É que às vezes a vida atrapalha. Tal como os pensamentos que não se acalmam ou se organizam, e não dão trégua para o silêncio necessário antes da dança da escrita. Tenho preocupações de sobrevivência que me tiram o sono e me tiram o sossego. E eu não nasci Arthur Rimbaud que conseguiu fugir para a África do Sul depois de levar um tiro do amor.

Eu me sinto num jogo de não começar a escrever meus contos, para fazer meu primeiro livro de contos e para continuar pisando nas linhas das calçadas, colocando vírgulas, pontos e parágrafos nos meus pensamentos, porque é assim que um escritor caminha. É assim que ele vê a vida. Mas às vezes a concentração chega antes ou depois da transpiração. 

Isso tudo parece uma grande desculpa, e eu já vou me desculpando. Fato é que não estou inventando a roda da procrastinação. E todo escritor um dia desprendeu minutos, horas, dias, anos fazendo coisinhas inúteis, pequenas emergências, arquivos abertos ou perdidos, anotações nunca encontradas, lápis sem ponta, caneta sem tinta, barulho do vizinho, o gato que desapareceu, como amontoados de coisas que vão se acumulando entre o ser e o fazer.

Antes, eu achava que para ser escritor era preciso ter vários livros e fazer lançamentos e tomar doses de uísque e paquerar com algum desocupado vestido de blazer. Agora eu sei que para ser escritor não é preciso quase nada. Ou são necessárias coisas diferentes e singulares a quem estiver disposto a segurar esse fardo. Mas, para ser isso que vos falo, por primeiro, é preciso admitir-se no vazio, no limbo, no silêncio, na incompetência de não sair da dor ou de não extrair dela a constância das palavras.




quinta-feira, 12 de janeiro de 2017

O nome





O nome é o traço mais marcante na vida de uma pessoa.

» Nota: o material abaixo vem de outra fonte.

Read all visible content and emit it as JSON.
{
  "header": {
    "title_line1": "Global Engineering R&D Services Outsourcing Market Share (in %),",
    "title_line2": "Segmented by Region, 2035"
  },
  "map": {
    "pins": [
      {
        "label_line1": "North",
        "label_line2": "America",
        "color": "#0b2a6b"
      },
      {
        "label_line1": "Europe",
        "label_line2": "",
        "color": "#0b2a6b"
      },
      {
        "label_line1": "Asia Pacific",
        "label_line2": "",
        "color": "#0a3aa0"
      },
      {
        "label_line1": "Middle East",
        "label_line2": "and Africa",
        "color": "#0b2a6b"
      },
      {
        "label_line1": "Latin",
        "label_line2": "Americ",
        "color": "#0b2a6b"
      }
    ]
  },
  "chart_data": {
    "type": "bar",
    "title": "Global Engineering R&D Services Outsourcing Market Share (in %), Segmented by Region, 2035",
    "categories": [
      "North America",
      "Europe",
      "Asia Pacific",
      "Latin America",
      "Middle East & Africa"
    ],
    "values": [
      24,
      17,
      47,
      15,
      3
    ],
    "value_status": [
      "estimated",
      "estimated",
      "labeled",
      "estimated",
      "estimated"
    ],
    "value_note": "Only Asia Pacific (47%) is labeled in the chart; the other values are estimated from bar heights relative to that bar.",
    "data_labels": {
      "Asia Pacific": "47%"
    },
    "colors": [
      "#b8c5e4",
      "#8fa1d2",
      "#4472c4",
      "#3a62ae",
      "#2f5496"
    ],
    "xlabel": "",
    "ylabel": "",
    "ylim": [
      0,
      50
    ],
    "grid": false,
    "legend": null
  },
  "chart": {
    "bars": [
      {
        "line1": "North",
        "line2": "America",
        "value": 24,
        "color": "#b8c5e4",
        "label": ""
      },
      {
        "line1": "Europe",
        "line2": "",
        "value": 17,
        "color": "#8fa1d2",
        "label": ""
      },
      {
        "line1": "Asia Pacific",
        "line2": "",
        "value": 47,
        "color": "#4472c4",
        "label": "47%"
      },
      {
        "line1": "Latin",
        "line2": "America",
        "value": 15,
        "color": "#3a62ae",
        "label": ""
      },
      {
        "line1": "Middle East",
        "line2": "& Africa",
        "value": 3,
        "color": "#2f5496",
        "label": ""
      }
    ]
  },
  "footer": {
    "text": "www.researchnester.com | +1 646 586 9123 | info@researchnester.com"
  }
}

Pode ser o nome mais comum. No entanto, ele é único. É o que reveste a existência nua de cada um de nós.

Inventaram de botar um “y” no meu nome. Pois, partindo dessa premissa, se a pessoa me escreve o nome com “i”, eu já fico 50% desinteressada sob qualquer aspecto dela.

Pior é que isso já aconteceu com um chefe que tive, com um namorado a quem eu tinha muito apreço e agora, recentemente, com uma moça muito gentil e talentosa – que é amiga virtual – e que não se importa com a grafia correta do meu nome. É meu nome pô. É o único que tenho. Até porque nem é composto. Não quer escrever meu nome com “y”, então me invente um apelido.

Eu acho que jamais conseguiria trabalhar feliz num telemarketing. Por várias razões. Mas a principal delas seria pelo fato de que é raro as pessoas do outro lado da linha se lembrarem do nome da pessoa que está ali querendo vender um novo pacote de telefonia.

Faço um esforço brutal para me lembrar do nome. Embora nem sempre consiga: “boa tarde, senhora, meu nome é “Pridsdurals” e a senhora gostaria de estar fazendo conosco o novo pacote plus delta azul blá blá blá?”. E eu, que não entendi da primeira vez qual o nome criatura, prendo a respiração de vergonha. Afinal, acho que mesmo que seja para dispensar um serviço -  que você não pediu, que você não está a fim, que você nem sabia que existia – de uma pessoa que é só um nome inaudível – mas que tem metas, que precisa conseguir convencer outros desconhecidos, cujo nome é só mais um em tantos de uma lista catalogada por um robô, é preciso ter um pouco de educação e candura.

Então, para me redimir eu digo: “Desculpe, eu não entendi seu nome”. E a pessoa repete. E eu, com toda delicadeza, digo que não tenho interesse. Invento uma desculpa ou digo a mais absoluta verdade, mas com doçura. E ela entende.

Meus gatos entendem seus nomes. Claro que eles estão sempre acompanhados de “bora”, “vamos”, “não”, “aqui”, ou junto com o barulhinho tilintante da ração batendo na louça de suas vasilhas de comer. De modo que eu tenho cá minhas dúvidas se eles sabem que seus nomes são Fellini, Dolores, Nicco, Morgan e Zoeh, ou se eles se identificam mais com “bora”, “vamos”, “ei!”. 

Porém, garanto que eles reagem individualmente aos nomes escolhidos. Se chamo Fellini, é ele quem mexe as orelhas. Se grito o nome da Zoeh é ela quem se esconde debaixo da cama. Sem contar com os inúmeros apelidinhos que eles ganham ao longo de sua existência. Enfim, o nome é como se sussurrássemos algo que conecta a vida a e alma.